According to the broadsheet, one such message was sent during Pompeo's emergency visit to Baghdad, after the White House picked up intelligence allegedly showing that Iran or its proxies were threatening US interests in the Middle East.
A person with knowledge of the situation was quoted as saying that Pentagon officials, including outgoing Acting Defence Secretary Patrick Shanahan, have been "the ones putting the brakes" on hawks at the State Department and the White House.
However, Shanahan's upcoming departure from Pentagon's top slot is understood to have raised concerns that the more belligerent Trump administration will push the military aside and involve it in further escalation of the conflict.
Gen. Paul Selva, the nation's second-highest-ranking military officer, warned on Tuesday that "if the Iranians come after US citizens, US assets or the US military, we reserve the right to respond with military action," and that would also apply to Iranian-aligned militias in the Middle East.
"The evidence points towards Iran," Selva told reporters. "The only perpetrator in the area that has a motive to perpetrate it is Iran," he said.
"Our history in the region is we have threatened to respond and not responded. It would be a miscalculation on the part of the Iranians to believe that that's going to persist."

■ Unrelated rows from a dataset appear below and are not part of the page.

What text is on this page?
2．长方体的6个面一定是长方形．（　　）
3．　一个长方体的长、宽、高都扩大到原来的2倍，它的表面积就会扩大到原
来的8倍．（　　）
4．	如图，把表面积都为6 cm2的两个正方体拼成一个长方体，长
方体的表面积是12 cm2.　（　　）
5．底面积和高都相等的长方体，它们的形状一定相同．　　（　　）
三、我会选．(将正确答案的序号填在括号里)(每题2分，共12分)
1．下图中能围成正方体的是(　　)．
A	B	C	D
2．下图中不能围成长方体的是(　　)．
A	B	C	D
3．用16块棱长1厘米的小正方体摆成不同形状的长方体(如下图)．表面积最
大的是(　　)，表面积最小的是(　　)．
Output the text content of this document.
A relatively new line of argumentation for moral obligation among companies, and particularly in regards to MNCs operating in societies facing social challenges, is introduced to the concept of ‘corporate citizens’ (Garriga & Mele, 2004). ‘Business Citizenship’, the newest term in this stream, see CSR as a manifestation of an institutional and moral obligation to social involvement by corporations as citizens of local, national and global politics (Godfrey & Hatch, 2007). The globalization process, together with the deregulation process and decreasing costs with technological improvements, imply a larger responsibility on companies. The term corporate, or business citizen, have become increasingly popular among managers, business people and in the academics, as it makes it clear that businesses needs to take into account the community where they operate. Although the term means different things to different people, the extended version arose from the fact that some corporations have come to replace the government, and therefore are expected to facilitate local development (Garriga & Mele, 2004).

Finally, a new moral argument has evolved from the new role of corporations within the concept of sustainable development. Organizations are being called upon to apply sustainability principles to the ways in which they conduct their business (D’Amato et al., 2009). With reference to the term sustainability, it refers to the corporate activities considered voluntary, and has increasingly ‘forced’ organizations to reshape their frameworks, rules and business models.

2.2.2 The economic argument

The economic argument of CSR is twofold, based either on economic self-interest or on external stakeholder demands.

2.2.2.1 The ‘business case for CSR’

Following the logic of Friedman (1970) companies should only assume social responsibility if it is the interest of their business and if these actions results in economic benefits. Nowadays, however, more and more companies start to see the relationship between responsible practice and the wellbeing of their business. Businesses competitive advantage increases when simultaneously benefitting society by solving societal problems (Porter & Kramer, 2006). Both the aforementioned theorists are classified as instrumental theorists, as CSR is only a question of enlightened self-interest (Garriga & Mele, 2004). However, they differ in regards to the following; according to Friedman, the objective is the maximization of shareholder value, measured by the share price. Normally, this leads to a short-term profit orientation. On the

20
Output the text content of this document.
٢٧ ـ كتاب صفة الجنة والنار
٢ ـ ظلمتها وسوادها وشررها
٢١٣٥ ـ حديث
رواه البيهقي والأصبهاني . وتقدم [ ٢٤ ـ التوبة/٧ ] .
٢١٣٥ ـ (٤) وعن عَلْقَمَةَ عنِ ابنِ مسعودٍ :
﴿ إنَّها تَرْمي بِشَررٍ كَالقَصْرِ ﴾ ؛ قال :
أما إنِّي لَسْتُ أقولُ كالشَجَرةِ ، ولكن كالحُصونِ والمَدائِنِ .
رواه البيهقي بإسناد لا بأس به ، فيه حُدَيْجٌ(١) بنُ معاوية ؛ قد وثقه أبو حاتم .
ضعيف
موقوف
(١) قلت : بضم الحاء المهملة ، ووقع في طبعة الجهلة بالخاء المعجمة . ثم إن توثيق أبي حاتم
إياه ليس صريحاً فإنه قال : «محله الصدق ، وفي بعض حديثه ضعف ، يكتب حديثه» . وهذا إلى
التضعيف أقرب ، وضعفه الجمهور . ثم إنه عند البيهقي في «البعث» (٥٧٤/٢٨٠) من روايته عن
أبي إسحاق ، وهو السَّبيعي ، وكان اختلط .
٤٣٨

On Monday, the Pentagon gave a go-ahead to the dispatching of an additional 1,000 troops to the Middle East, following last month's military build-up.
Comment: If that is the line, it leaves many opportunities for Iran and their allies to make life miserable for the Americans and their allies without triggering a military response. (Barring a false flag that blames the Iranians for the death of one or more American service members, of course.) Whether or not they have begun to do so yet is unverifiable, but the possibility is there.